Nowadays we punish that id with diets and Crossfit. We keep his bad self in line with our Fitbits. We live in fear he’ll get out and cause chaos.

He’ll have weapons, like bacon, wine, Netflix, or Tinder. We fight him hard. If he escapes, there’s payback at the gym and shame at Jenny Craig.

Are you tired of that battle? Here’s an idea. Get to know your id. Quit making him sleep outside. You might start to like him.

My id’s name is Rose. Turns out she’s a girl, a girl of many faces. She’s a tie-died grandma still doing yoga. She’s an auntie dancing with the kids at a wedding. (Though she gets out of the way if they start with that twerking.) She’s a strong tan rock climber with muscle-y thighs. She’s a teen in her prom dress, spiking the punch. She is crinkly and ancient with sand in her hair and scrappy bare feet.

Rose is awesome. I love Rose.

I don’t control Rose. Nope, instead I cajole her to come out. In the mornings before my to-do list starts crowding her out, I sit quietly breathing, asking for Rose.

Hi Rose, are you there? What do you want? How are you feeling today? Sometimes her answers surprise me.

This morning I wondered aloud why she didn’t want Zumba or those new qigong exercises I love so much. Those are Rose things, I said, and I asked her why not today.

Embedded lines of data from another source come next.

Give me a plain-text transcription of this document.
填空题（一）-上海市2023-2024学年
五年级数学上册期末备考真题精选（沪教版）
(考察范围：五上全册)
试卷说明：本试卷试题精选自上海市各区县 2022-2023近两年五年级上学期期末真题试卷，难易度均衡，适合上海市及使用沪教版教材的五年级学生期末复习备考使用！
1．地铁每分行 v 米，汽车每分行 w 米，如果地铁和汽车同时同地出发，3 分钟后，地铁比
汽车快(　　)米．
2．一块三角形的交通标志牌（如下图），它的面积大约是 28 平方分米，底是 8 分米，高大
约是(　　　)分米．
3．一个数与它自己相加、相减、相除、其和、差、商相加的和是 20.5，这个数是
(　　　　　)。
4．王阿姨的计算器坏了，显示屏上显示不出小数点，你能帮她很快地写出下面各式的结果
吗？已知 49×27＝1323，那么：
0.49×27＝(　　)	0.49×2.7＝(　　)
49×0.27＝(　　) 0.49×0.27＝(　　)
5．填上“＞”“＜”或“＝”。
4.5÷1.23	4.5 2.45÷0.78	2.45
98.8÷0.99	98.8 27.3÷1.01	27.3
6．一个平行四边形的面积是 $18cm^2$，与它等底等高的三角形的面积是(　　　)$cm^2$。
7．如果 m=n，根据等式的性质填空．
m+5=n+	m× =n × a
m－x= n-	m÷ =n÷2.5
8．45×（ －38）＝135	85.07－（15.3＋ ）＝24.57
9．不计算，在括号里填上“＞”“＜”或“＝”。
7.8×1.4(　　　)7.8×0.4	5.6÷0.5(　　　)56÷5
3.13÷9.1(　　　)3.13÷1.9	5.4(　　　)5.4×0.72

(Have you ever wondered why you don’t do the things you know are good for you? That you actually like once you get started, but still can’t find the motivation to begin?)

Her answer was simple, though I wouldn’t have guessed it. Today she wanted the beach before everything else. She just wants to lie in the sand. And not on a blanket, right in the wet sand at the end of the waves. She wants the sun warming her skin and no sun block. (Really Rose? Yup, at least for a few minutes.) She doesn’t always make sense, but she’s usually right so I’m learning to trust her.

Maybe our uncontrolled bodies aren’t like Freud’s gross wanker guy. Maybe they’re more like Rose, enchanting and sure, with fresh flirty thoughts about living and love. That we ignore.

I get Freud’s point about controlling destructive instincts. But what if those unruly behaviors were once just harmless requests like Rose’s. That we ignored till she got pissed.

Who is your body? What does she want? If you want to meet her, just sit down and breathe.

Breathing is an easy way to meet the body. Watch your breath, as they say. It’s simple yet profound.

Before you start, ask out loud to speak to your body, your id, your unbridled passion, Rose. Whatever you call it, ask three times.

Try different ways of asking. Some words will sound better than others. When you’re done asking, just breathe. Don’t ask anymore. Don’t try to mediate. Don’t try to figure out who is your Rose.

Of course your mind will do all those things. Let him. But you watch your breath, no matter what. That’s it. Then do it tomorrow and the next day and the next. One day she’ll come. Take it slow and have patience. One day she’ll come.